国土交通省は2025年度予算の概算要求で2億4500万円を求めた建設業法の実効性確保について、取引実態の把握調査と建設Gメンによる実地調査の拡充などを行う。大臣の調査権限が広がり調査対象が、都道府県知事許可業者を含む全てとなっているため、下請け取引等実態調査の範囲を小規模事業者も含めた形で拡大させる。不適正な取引の抽出精査、建設Gメンの効果的な調査へICT活用やサポートの導入を検討している。
これまで地方整備局には通報ホットラインがあるが、今後は通報件数の増大が想定されるため、ICTを活用した通報や相談窓口を設ける考え。例えばWEBで問い合わせフォームを作る、チャットポット的な受け答えを行うことなどを考えている。
通報に対する対応は、現状でも手一杯な状況。今の体制で通報件数が増大した場合、全てを丁寧に扱えるかは難しくなってくる。だが寄せられた情報も真偽を含めて濃淡がある。そこでICTを使い、入口の部分でよくあるQ%A的なものと仕分けることができれば、人手は真に重要な部分に充てられると考えている。

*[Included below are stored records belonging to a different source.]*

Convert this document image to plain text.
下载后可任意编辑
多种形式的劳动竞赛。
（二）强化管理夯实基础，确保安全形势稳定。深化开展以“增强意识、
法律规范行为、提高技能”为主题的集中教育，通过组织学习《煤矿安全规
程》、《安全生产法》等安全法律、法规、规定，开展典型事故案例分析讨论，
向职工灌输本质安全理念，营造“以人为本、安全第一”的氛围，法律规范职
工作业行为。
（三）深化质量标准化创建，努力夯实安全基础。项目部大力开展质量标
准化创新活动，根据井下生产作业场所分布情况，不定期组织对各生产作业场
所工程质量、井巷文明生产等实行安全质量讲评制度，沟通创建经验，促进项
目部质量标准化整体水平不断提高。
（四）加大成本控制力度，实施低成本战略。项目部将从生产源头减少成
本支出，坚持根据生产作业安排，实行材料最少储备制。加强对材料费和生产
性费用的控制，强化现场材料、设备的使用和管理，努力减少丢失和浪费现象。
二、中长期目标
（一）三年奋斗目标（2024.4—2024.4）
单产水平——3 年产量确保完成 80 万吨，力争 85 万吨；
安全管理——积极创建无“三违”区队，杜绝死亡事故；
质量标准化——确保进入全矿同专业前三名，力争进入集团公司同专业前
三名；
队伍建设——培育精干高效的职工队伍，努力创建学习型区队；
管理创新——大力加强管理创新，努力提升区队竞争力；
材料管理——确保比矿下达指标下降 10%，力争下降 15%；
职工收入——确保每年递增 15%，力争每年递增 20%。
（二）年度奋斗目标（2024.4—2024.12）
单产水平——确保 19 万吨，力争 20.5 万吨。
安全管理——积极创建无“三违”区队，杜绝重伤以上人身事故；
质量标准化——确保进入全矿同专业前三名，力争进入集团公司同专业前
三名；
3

もう一つ新規で検討しているのがGメンによる効果的な実地調査。現在、全国で135人のGメンがいるが、人員増強を含めた体制の拡充を行うもので、補助する人員を委託などの方法で対応できないか検討する。ICTで振り分け対応する情報も大量になることを見越して、情報を分析・整理してGメンに「つなぐ」「つながない」といった仕分けができる補助員を手当したい考え。Gメンが事業所に入っていく際も、書面審査でかなり時間が取られる。限られた人員を効果的に機能させるためには不可欠な対応と見ている。

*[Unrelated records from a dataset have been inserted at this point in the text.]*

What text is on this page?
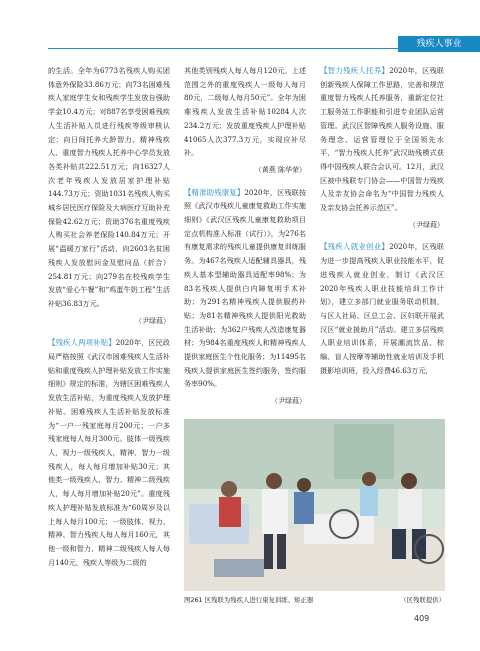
残疾人事业

的生活。全年为6773名残疾人购买团体意外保险33.86万元；向73名困难残疾人家庭学生女和残疾学生发放自强助学金10.4万元；对887名享受困难残疾人生活补贴人员进行残疾等级审核认定；向日间托养大龄智力、精神残疾人、重度智力残疾人托养中心学员发放各类补贴共222.51万元；向16327人次老年残疾人发放居家护理补贴144.73万元；资助1031名残疾人购买城乡居民医疗保险及大病医疗互助补充保险42.62万元；资助376名重度残疾人购买社会养老保险140.84万元；开展“温暖万家行”活动，向2603名贫困残疾人发放慰问金及慰问品（折合）254.81万元；向279名在校残疾学生发放“爱心午餐”和“鸡蛋牛奶工程”生活补贴36.83万元。

（尹绿葭）

【残疾人两项补贴】2020年，区民政局严格按照《武汉市困难残疾人生活补贴和重度残疾人护理补贴发放工作实施细则》规定的标准，为辖区困难残疾人发放生活补贴，为重度残疾人发放护理补贴。困难残疾人生活补贴发放标准为“一户一残家庭每月200元；一户多残家庭每人每月300元。肢体一级残疾人，视力一级残疾人，精神、智力一级残疾人，每人每月增加补贴30元；其他类一级残疾人，智力、精神二级残疾人，每人每月增加补贴20元”。重度残疾人护理补贴发放标准为“60周岁及以上每人每月100元；一级肢体、视力、精神、智力残疾人每人每月160元，其他一级和智力、精神二级残疾人每人每月140元，残疾人等级为二级的

其他类别残疾人每人每月120元。上述范围之外的重度残疾人一级每人每月80元，二级每人每月50元”。全年为困难残疾人发放生活补贴10284人次234.2万元；发放重度残疾人护理补贴41065人次377.3万元，实现应补尽补。

（黄燕 陈华荣）

【精准助残康复】2020年，区残联按照《武汉市残疾儿童康复救助工作实施细则》《武汉区残疾儿童康复救助项目定点机构准入标准（试行）》，为276名有康复需求的残疾儿童提供康复训练服务。为467名残疾人适配辅具器具，残疾人基本型辅助器具适配率98%；为83名残疾人提供白内障复明手术补助；为291名精神残疾人提供服药补贴；为81名精神残疾人提供阳光救助生活补助；为362户残疾人改造康复器材；为984名重度残疾人和精神残疾人提供家庭医生个性化服务；为11495名残疾人提供家庭医生签约服务，签约服务率90%。

（尹绿葭）

【智力残疾人托养】2020年，区残联创新残疾人保障工作思路，完善和规范重度智力残疾人托养服务，重新定位社工服务站工作职能和引进专业团队运营管理。武汉区智障残疾人服务设施、服务理念、运营管理位于全国领先水平，“智力残疾人托养”武汉助残模式获得中国残疾人联合会认可。12月，武汉区被中残联专门协会——中国智力残疾人及亲友协会命名为“中国智力残疾人及亲友协会托养示范区”。

（尹绿葭）

【残疾人就业创业】2020年，区残联为进一步提高残疾人职业技能水平，促进残疾人就业创业，制订《武汉区2020年残疾人职业技能培训工作计划》，建立多部门就业服务联动机制，与区人社局、区总工会、区妇联开展武汉区“就业援助月”活动。建立多层残疾人职业培训体系，开展潮流饮品、棕编、盲人按摩等辅助性就业培训及手机摄影培训班，投入经费46.63万元，

图261 区残联为残疾人进行康复训练、矫正器	（区残联提供）
409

建設資材の適正かつ有効な利用の推進は、建設発生土の搬出先確認制度、ストックヤード運営事業者登録制度の制度浸透・徹底へ継続的なフォローアップが必要としている。だが、制度運用しはじめたところであり、集まってきた事例に対し詳細な深掘り調査をしていく形。何らかの対応が必要になった段階で、別の動きも出てくる。
なお、建設業法令順守推進本部の24年度活動方針では、建設Gメンの実地調査で、3万社を対象とする書面調査を行い、実地調査の端緒として活用することが決定しており、25年度のさらなる拡充を行うことになるようだ。